Throughout this period, as well, we engaged in dialogue with insurgent groups and tribes, and this led to additional elements standing up to oppose Al Qaeda and other extremists. We also continued to emphasize the development of the Iraqi Security Forces and we employed non-kinetic means to exploit the opportunities provided by the conduct of our kinetic operations - aided in this effort by the arrival of additional Provincial Reconstruction Teams.

Current Situation and Trends

The progress our forces have achieved with our Iraqi counterparts has, as I noted at the outset, been substantial. While there have been setbacks as well as successes and tough losses along the way, overall, our tactical commanders and I see improvements in the security environment. We do not, however, just rely on gut feel or personal observations; we also conduct considerable data collection and analysis to gauge progress and determine trends. We do this by gathering and refining data from coalition and Iraqi operations centers, using a methodology that has been in place for well over a year and that has benefited over the past seven months from the increased presence of our forces living among the Iraqi people. We endeavor to ensure our analysis of that data is conducted with rigor and consistency, as our ability to achieve a nuanced understanding of the security environment is dependent on collecting and analyzing data in a consistent way over time. Two US intelligence agencies recently reviewed our methodology, and they concluded that the data we produce is the most accurate and authoritative in Iraq.

As I mentioned up front, and as the chart before you reflects, the level of security incidents has decreased significantly since the start of the surge of offensive operations in mid-June, declining in 8 of the past 12 weeks, with the level of incidents in the past two weeks the lowest since June 2006 and with the number of attacks this past week the lowest since April 2006.

Civilian deaths of all categories, less natural causes, have also declined considerably, by over 45% Iraq-wide since the height of the sectarian violence in December. This is shown by the top line on this chart, and the decline by some 70% in Baghdad is shown by the bottom line. Periodic mass casualty attacks by Al Qaeda have tragically added to the numbers outside Baghdad, in particular. Even without the sensational attacks, however, the level of civilian deaths is clearly still too high and continues to be of serious concern.

As the next chart shows, the number of ethno-sectarian deaths, an important subset of the overall civilian casualty figures, has also declined significantly since the height of the sectarian violence in December. Iraq-wide, as shown by the top line on this chart, the number of ethno-sectarian deaths has come down by over 55%, and it would have come down much further were it not for the casualties inflicted by barbaric Al Qaeda bombings attempting to reignite sectarian violence. In Baghdad, as the bottom line shows, the number of ethno-sectarian deaths has come down by some 80% since December. This chart also displays the density of sectarian incidents in various Baghdad neighborhoods and it both reflects the progress made in reducing ethno-sectarian violence in the Iraqi capital and identifies the areas that remain the most challenging.

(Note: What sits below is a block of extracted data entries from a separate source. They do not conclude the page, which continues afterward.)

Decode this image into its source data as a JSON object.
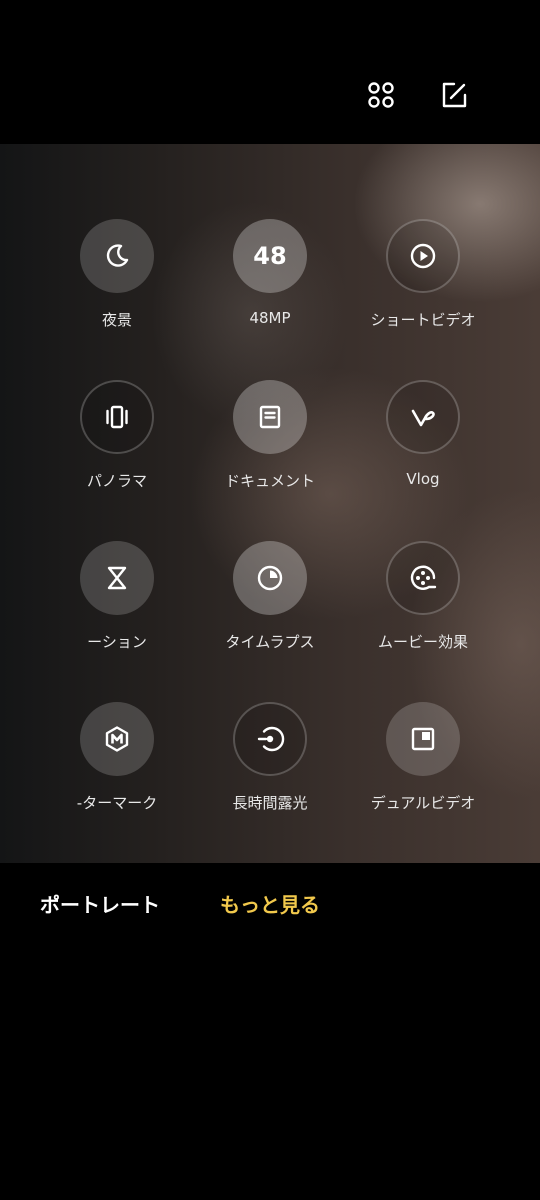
{
  "header": {
    "icons": [
      "grid-icon",
      "edit-icon"
    ]
  },
  "modes": [
    {
      "label": "夜景",
      "icon": "moon-icon"
    },
    {
      "label": "48MP",
      "icon": "48-icon",
      "icon_text": "48"
    },
    {
      "label": "ショートビデオ",
      "icon": "play-icon"
    },
    {
      "label": "パノラマ",
      "icon": "panorama-icon"
    },
    {
      "label": "ドキュメント",
      "icon": "document-icon"
    },
    {
      "label": "Vlog",
      "icon": "vlog-icon"
    },
    {
      "label": "ーション",
      "icon": "hourglass-icon"
    },
    {
      "label": "タイムラプス",
      "icon": "timelapse-icon"
    },
    {
      "label": "ムービー効果",
      "icon": "film-reel-icon"
    },
    {
      "label": "-ターマーク",
      "icon": "watermark-icon"
    },
    {
      "label": "長時間露光",
      "icon": "long-exposure-icon"
    },
    {
      "label": "デュアルビデオ",
      "icon": "dual-video-icon"
    }
  ],
  "bottom_bar": {
    "portrait": "ポートレート",
    "more": "もっと見る"
  },
  "colors": {
    "accent": "#f2c94c",
    "background": "#000000"
  }
}
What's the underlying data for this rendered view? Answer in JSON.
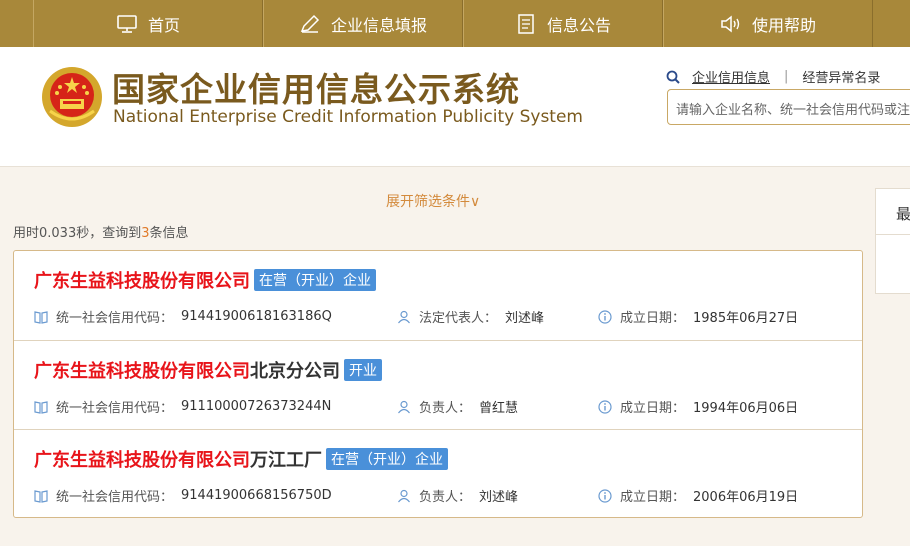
{
  "nav": {
    "items": [
      {
        "label": "首页",
        "icon": "monitor-icon"
      },
      {
        "label": "企业信息填报",
        "icon": "edit-pen-icon"
      },
      {
        "label": "信息公告",
        "icon": "document-icon"
      },
      {
        "label": "使用帮助",
        "icon": "speaker-icon"
      }
    ]
  },
  "header": {
    "title_cn": "国家企业信用信息公示系统",
    "title_en": "National Enterprise Credit Information Publicity System",
    "links": {
      "credit_info": "企业信用信息",
      "sep": "|",
      "abnormal_list": "经营异常名录"
    },
    "search": {
      "placeholder": "请输入企业名称、统一社会信用代码或注册号"
    }
  },
  "filter": {
    "toggle_label": "展开筛选条件∨"
  },
  "stats": {
    "prefix": "用时0.033秒，查询到",
    "count": "3",
    "suffix": "条信息"
  },
  "side_panel": {
    "head": "最"
  },
  "results": [
    {
      "name_highlight": "广东生益科技股份有限公司",
      "name_rest": "",
      "status": "在营（开业）企业",
      "code_label": "统一社会信用代码：",
      "code": "91441900618163186Q",
      "person_label": "法定代表人：",
      "person": "刘述峰",
      "date_label": "成立日期：",
      "date": "1985年06月27日"
    },
    {
      "name_highlight": "广东生益科技股份有限公司",
      "name_rest": "北京分公司",
      "status": "开业",
      "code_label": "统一社会信用代码：",
      "code": "91110000726373244N",
      "person_label": "负责人：",
      "person": "曾红慧",
      "date_label": "成立日期：",
      "date": "1994年06月06日"
    },
    {
      "name_highlight": "广东生益科技股份有限公司",
      "name_rest": "万江工厂",
      "status": "在营（开业）企业",
      "code_label": "统一社会信用代码：",
      "code": "91441900668156750D",
      "person_label": "负责人：",
      "person": "刘述峰",
      "date_label": "成立日期：",
      "date": "2006年06月19日"
    }
  ],
  "colors": {
    "nav_bg": "#a8883a",
    "brand_text": "#7a5a1e",
    "highlight_red": "#e8141a",
    "status_blue": "#4a90d9",
    "accent_orange": "#e07a2a"
  }
}
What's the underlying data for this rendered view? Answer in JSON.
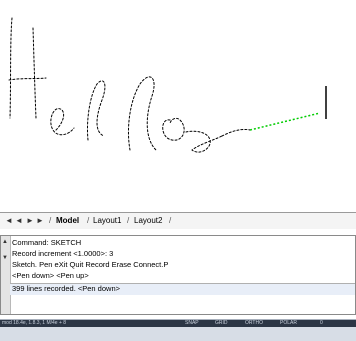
{
  "tabs": {
    "nav": [
      "◄",
      "◄",
      "►",
      "►"
    ],
    "model": "Model",
    "layout1": "Layout1",
    "layout2": "Layout2",
    "separator": "/"
  },
  "command_history": [
    "Command: SKETCH",
    "Record increment <1.0000>: 3",
    "Sketch. Pen eXit Quit Record Erase Connect.P",
    "<Pen down> <Pen up>"
  ],
  "command_input": "399 lines recorded. <Pen down>",
  "status": {
    "left": "mod 18.4e, 1.8.3, 1 M/4e + 8",
    "right": [
      "SNAP",
      "GRID",
      "ORTHO",
      "POLAR",
      "0"
    ]
  },
  "colors": {
    "sketch_line": "#000000",
    "rubberband": "#00cc00",
    "status_dark": "#2c3645"
  }
}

As we have gone on the offensive in former Al Qaeda and insurgent sanctuaries, and as locals have increasingly supported our efforts, we have found a substantially increased number of arms, ammunition, and explosives caches. As this chart shows, we have, so far this year, already found and cleared over 4,400 caches, nearly 1,700 more than we discovered in all of last year. This may be a factor in the reduction in the number of overall improvised explosive device attacks in recent months, which as this chart shows, has declined sharply, by about one-third, since June.

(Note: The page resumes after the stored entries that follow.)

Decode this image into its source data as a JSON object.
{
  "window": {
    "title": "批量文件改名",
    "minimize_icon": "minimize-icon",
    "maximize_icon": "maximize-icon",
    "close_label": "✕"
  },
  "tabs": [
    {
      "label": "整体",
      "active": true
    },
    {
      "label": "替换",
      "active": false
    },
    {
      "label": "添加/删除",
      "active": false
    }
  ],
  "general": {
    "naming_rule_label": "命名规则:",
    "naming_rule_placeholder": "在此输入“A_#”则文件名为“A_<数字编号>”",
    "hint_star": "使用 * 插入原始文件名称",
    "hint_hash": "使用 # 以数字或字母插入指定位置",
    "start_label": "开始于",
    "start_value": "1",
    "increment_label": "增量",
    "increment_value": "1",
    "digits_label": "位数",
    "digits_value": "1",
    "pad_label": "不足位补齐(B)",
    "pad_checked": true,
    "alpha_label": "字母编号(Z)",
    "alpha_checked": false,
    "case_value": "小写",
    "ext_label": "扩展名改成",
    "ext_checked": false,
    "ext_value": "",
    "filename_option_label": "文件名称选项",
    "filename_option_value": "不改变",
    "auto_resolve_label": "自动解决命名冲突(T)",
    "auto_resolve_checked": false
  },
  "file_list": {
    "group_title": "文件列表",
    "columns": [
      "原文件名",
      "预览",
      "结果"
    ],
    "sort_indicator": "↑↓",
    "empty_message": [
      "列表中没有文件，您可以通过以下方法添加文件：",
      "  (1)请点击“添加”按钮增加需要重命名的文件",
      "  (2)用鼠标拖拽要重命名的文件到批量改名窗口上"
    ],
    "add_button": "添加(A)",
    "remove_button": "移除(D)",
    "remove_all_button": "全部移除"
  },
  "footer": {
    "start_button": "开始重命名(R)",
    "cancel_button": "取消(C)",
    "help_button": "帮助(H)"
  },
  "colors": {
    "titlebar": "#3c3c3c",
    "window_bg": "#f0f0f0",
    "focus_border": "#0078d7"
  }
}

The change in the security situation in Anbar Province has, of course, been particularly dramatic. As this chart shows, monthly attack levels in Anbar have declined from some 1,350 in October 2006 to a bit over 200 in August of this year. This dramatic decrease reflects the significance of the local rejection of Al Qaeda and the newfound willingness of local Anbaris to volunteer to serve in the Iraqi Army and Iraqi Police Service. As I noted earlier, we are seeing similar actions in other locations, as well.

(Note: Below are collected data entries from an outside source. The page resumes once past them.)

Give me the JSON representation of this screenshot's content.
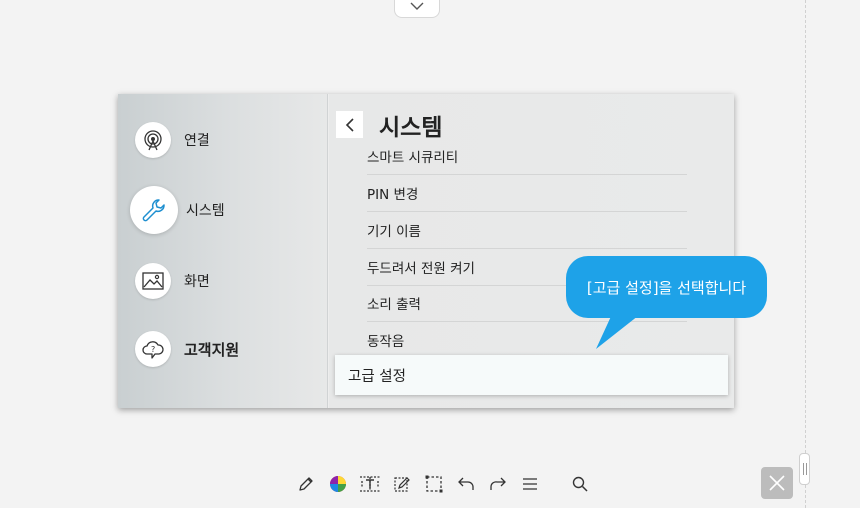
{
  "sidebar": {
    "items": [
      {
        "label": "연결",
        "icon": "antenna-icon"
      },
      {
        "label": "시스템",
        "icon": "wrench-icon"
      },
      {
        "label": "화면",
        "icon": "image-icon"
      },
      {
        "label": "고객지원",
        "icon": "cloud-help-icon"
      }
    ]
  },
  "panel": {
    "title": "시스템",
    "items": [
      "스마트 시큐리티",
      "PIN 변경",
      "기기 이름",
      "두드려서 전원 켜기",
      "소리 출력",
      "동작음",
      "고급 설정"
    ],
    "selected_item": "고급 설정"
  },
  "callout": {
    "text": "[고급 설정]을 선택합니다"
  },
  "toolbar": {
    "tools": [
      "pen-icon",
      "color-wheel-icon",
      "text-box-icon",
      "edit-note-icon",
      "select-area-icon",
      "undo-icon",
      "redo-icon",
      "menu-icon",
      "search-icon"
    ]
  },
  "colors": {
    "callout": "#1ea2e8",
    "background": "#f3f3f3",
    "close_button": "#bcbcbc"
  }
}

To be sure, trends have not been uniformly positive across Iraq, as is shown by this chart depicting violence levels in several key Iraqi provinces. The trend in Ninevah Province, for example, has been much more up and down, until a recent decline, and the same is true in Sala ad Din Province, though recent trends there and in Baghdad have been in the right direction. In any event, the overall trajectory in Iraq - a steady decline of incidents in the past three months - is still quite significant.

The number of car bombings and suicide attacks has also declined in each of the past 5 months, from a high of some 175 in March, as this chart shows, to about 90 this past month. While this trend in recent months has been heartening, the number of high profile attacks is still too high, and we continue to work hard to destroy the networks that carry out these barbaric attacks.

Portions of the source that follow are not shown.